Richter Robert P, Odum James D, Margaroli Camilla, Cardenas Jessica C, Zheng Lei, Tripathi Kaushlendra, Wang Zhangjie, Arnold Katelyn, Sanderson Ralph D, Liu Jian, Richter Jillian R
Division of Pediatric Critical Care Medicine, Department of Pediatrics, University of Alabama at Birmingham, Birmingham, AL, United States.
Center for Injury Science, University of Alabama at Birmingham, Birmingham, AL, United States.
Front Cell Dev Biol. 2024 Jul 24;12:1390794. doi: 10.3389/fcell.2024.1390794. eCollection 2024.
Heparan sulfate (HS) in the vascular endothelial glycocalyx (eGC) is a critical regulator of blood vessel homeostasis. Trauma results in HS shedding from the eGC, but the impact of trauma on HS structural modifications that could influence mechanisms of vascular injury and repair has not been evaluated. Moreover, the effect of eGC HS shedding on endothelial cell (EC) homeostasis has not been fully elucidated. The objectives of this work were to characterize the impact of trauma on HS sulfation and determine the effect of eGC HS shedding on the transcriptional landscape of vascular ECs. Plasma was collected from 25 controls and 49 adults admitted to a level 1 trauma center at arrival and 24 h after hospitalization. Total levels of HS and angiopoietin-2, a marker of pathologic EC activation, were measured at each time point. Enzymatic activity of heparanase, the enzyme responsible for HS shedding, was determined in plasma from hospital arrival. Liquid chromatography-tandem mass spectrometry was used to characterize HS di-/tetrasaccharides in plasma. work was performed using flow conditioned primary human lung microvascular ECs treated with vehicle or heparinase III to simulate human heparanase activity. Bulk RNA sequencing was performed to determine differentially expressed gene-enriched pathways following heparinase III treatment. We found that heparanase activity was increased in trauma plasma relative to controls, and HS levels at arrival were elevated in a manner proportional to injury severity. Di-/tetrasaccharide analysis revealed lower levels of 3-O-sulfated tetramers with a concomitant increase in ΔIIIS and ΔIIS disaccharides following trauma.
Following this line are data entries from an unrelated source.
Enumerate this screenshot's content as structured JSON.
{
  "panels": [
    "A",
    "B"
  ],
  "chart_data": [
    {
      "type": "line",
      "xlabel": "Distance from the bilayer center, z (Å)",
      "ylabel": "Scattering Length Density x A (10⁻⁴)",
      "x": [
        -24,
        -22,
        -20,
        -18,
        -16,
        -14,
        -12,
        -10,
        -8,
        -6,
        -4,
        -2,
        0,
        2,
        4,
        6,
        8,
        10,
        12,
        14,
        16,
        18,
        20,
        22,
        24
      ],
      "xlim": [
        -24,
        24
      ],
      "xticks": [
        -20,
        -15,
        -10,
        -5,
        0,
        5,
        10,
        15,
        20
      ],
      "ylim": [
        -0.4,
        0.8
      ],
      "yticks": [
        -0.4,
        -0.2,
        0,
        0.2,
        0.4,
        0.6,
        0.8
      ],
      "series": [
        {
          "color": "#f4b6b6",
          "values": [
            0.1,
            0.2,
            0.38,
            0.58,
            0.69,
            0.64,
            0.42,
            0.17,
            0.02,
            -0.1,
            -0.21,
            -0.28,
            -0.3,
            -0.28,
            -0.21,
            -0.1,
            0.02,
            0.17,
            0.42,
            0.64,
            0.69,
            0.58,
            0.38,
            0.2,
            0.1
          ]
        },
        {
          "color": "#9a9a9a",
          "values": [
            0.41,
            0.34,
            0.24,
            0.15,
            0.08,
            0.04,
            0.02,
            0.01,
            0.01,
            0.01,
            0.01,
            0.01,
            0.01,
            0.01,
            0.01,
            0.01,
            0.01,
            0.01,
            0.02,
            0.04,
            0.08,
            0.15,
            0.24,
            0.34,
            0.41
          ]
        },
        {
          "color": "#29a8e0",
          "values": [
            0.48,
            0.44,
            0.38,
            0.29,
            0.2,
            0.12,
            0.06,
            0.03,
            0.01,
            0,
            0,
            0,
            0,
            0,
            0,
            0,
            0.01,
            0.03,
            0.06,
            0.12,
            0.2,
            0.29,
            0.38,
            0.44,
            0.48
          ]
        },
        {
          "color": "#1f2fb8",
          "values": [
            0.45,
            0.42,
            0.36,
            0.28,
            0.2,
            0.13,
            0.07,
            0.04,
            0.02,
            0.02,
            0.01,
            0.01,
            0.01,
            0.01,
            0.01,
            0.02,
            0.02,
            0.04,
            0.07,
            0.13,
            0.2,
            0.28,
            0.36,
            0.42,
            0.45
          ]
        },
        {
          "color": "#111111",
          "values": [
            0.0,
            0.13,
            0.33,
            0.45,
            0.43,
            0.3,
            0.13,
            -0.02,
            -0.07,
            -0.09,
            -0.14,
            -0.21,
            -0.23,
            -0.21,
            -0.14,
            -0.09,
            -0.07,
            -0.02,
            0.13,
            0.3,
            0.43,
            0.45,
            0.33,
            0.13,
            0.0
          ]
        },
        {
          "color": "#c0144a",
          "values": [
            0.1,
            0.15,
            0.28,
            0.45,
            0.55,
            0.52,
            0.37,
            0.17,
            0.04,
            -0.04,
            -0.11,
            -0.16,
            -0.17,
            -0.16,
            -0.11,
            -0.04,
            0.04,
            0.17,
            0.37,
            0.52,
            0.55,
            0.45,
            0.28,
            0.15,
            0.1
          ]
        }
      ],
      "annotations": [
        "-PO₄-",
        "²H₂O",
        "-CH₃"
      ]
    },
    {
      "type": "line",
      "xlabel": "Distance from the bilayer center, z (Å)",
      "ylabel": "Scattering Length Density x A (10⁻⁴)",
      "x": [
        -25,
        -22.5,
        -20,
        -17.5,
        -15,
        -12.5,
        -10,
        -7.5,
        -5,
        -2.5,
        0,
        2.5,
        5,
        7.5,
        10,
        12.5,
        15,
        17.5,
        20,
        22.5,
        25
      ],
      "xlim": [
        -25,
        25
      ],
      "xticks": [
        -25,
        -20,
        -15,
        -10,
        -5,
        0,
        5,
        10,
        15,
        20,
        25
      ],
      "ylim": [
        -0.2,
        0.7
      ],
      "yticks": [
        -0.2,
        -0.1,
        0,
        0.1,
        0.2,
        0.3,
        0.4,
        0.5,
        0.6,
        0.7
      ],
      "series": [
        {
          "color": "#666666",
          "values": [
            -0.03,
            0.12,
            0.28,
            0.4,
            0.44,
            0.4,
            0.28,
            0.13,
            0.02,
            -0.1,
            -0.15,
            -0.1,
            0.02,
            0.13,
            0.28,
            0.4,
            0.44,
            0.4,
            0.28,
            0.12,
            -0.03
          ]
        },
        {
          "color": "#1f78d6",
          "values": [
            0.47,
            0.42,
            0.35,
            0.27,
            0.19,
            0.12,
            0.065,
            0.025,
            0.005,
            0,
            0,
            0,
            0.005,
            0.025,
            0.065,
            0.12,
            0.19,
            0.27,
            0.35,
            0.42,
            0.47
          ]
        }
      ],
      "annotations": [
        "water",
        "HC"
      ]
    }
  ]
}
Admission levels of total HS and specific HS sulfation motifs correlated with 24-h angiopoietin-2 levels, suggesting an association between HS shedding and persistent, pathological EC activation. In vitro pathway analysis demonstrated downregulation of genes that support cell junction integrity, EC polarity, and EC senescence while upregulating genes that promote cell differentiation and proliferation following HS shedding. Taken together, our findings suggest that HS cleavage associated with eGC injury may disrupt homeostatic EC signaling and influence biosynthetic mechanisms governing eGC repair. These results require validation in larger, multicenter trauma populations coupled with EC-targeted transcriptomic and proteomic analyses.
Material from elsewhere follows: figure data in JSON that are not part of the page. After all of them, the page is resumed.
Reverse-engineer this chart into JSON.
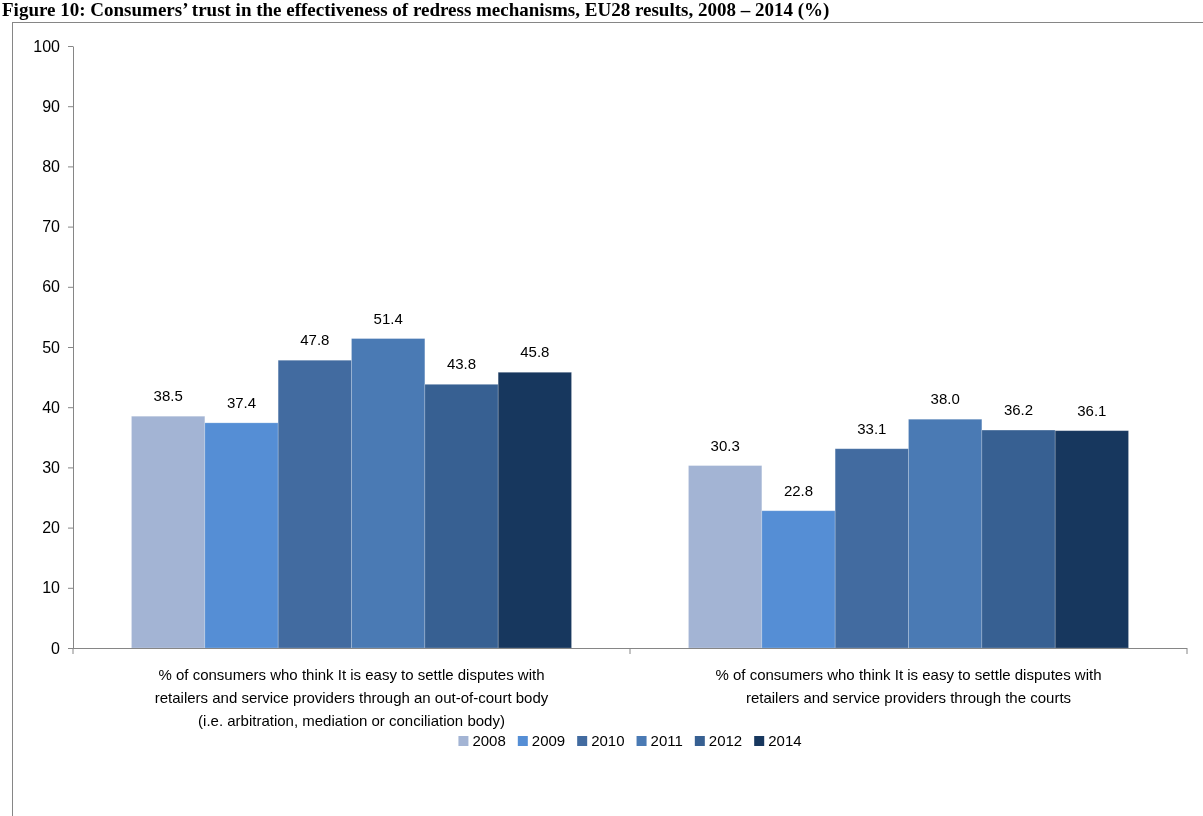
{
  "chart_data": {
    "type": "bar",
    "title": "Figure 10: Consumers’ trust in the effectiveness of redress mechanisms, EU28 results, 2008 – 2014 (%)",
    "categories": [
      "% of consumers who think It is easy to settle disputes with retailers and service providers through an out-of-court body (i.e. arbitration, mediation or conciliation body)",
      "% of consumers who think It is easy to settle disputes with retailers and service providers through the courts"
    ],
    "series": [
      {
        "name": "2008",
        "color": "#a3b4d4",
        "values": [
          38.5,
          30.3
        ],
        "value_labels": [
          "38.5",
          "30.3"
        ]
      },
      {
        "name": "2009",
        "color": "#558ed5",
        "values": [
          37.4,
          22.8
        ],
        "value_labels": [
          "37.4",
          "22.8"
        ]
      },
      {
        "name": "2010",
        "color": "#426ba0",
        "values": [
          47.8,
          33.1
        ],
        "value_labels": [
          "47.8",
          "33.1"
        ]
      },
      {
        "name": "2011",
        "color": "#4a7ab4",
        "values": [
          51.4,
          38.0
        ],
        "value_labels": [
          "51.4",
          "38.0"
        ]
      },
      {
        "name": "2012",
        "color": "#376092",
        "values": [
          43.8,
          36.2
        ],
        "value_labels": [
          "43.8",
          "36.2"
        ]
      },
      {
        "name": "2014",
        "color": "#17375e",
        "values": [
          45.8,
          36.1
        ],
        "value_labels": [
          "45.8",
          "36.1"
        ]
      }
    ],
    "ylim": [
      0,
      100
    ],
    "yticks": [
      0,
      10,
      20,
      30,
      40,
      50,
      60,
      70,
      80,
      90,
      100
    ],
    "grid": false,
    "legend": "bottom"
  }
}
血管内皮糖萼(eGC)中的硫酸乙酰肝素(HS)是血管稳态的关键调节因子。创伤会导致HS从eGC上脱落,但创伤对HS结构修饰的影响尚未得到评估,而这种影响可能会影响血管损伤和修复机制。此外,eGC HS脱落对内皮细胞(EC)稳态的影响也尚未完全阐明。这项工作的目的是描述创伤对HS硫酸化的影响,并确定eGC HS脱落对血管内皮细胞转录图谱的影响。从25名对照组和49名入住一级创伤中心的成年人入院时及住院24小时后采集血浆。在每个时间点测量HS和血管生成素-2(一种病理性EC激活的标志物)的总水平。在入院时采集的血浆中测定负责HS脱落的酶——乙酰肝素酶的酶活性。采用液相色谱-串联质谱法对血浆中的HS二糖/四糖进行表征。使用经载体或肝素酶III处理的流动条件下的原代人肺微血管内皮细胞进行实验,以模拟人乙酰肝素酶活性。进行批量RNA测序以确定肝素酶III处理后差异表达基因富集的通路。我们发现,与对照组相比,创伤血浆中的乙酰肝素酶活性增加,入院时HS水平以与损伤严重程度成比例的方式升高。二糖/四糖分析显示,创伤后3-O-硫酸化四聚体水平降低,同时ΔIIIS和ΔIIS二糖增加。总HS和特定HS硫酸化基序的入院水平与24小时血管生成素-2水平相关,表明HS脱落与持续性病理性EC激活之间存在关联。体外通路分析表明,在HS脱落后,支持细胞连接完整性、EC极性和EC衰老的基因下调,而促进细胞分化和增殖的基因上调。综上所述,我们的研究结果表明,与eGC损伤相关的HS裂解可能会破坏EC稳态信号,并影响控制eGC修复的生物合成机制。这些结果需要在更大规模的多中心创伤人群中进行验证,并结合针对EC的转录组学和蛋白质组学分析。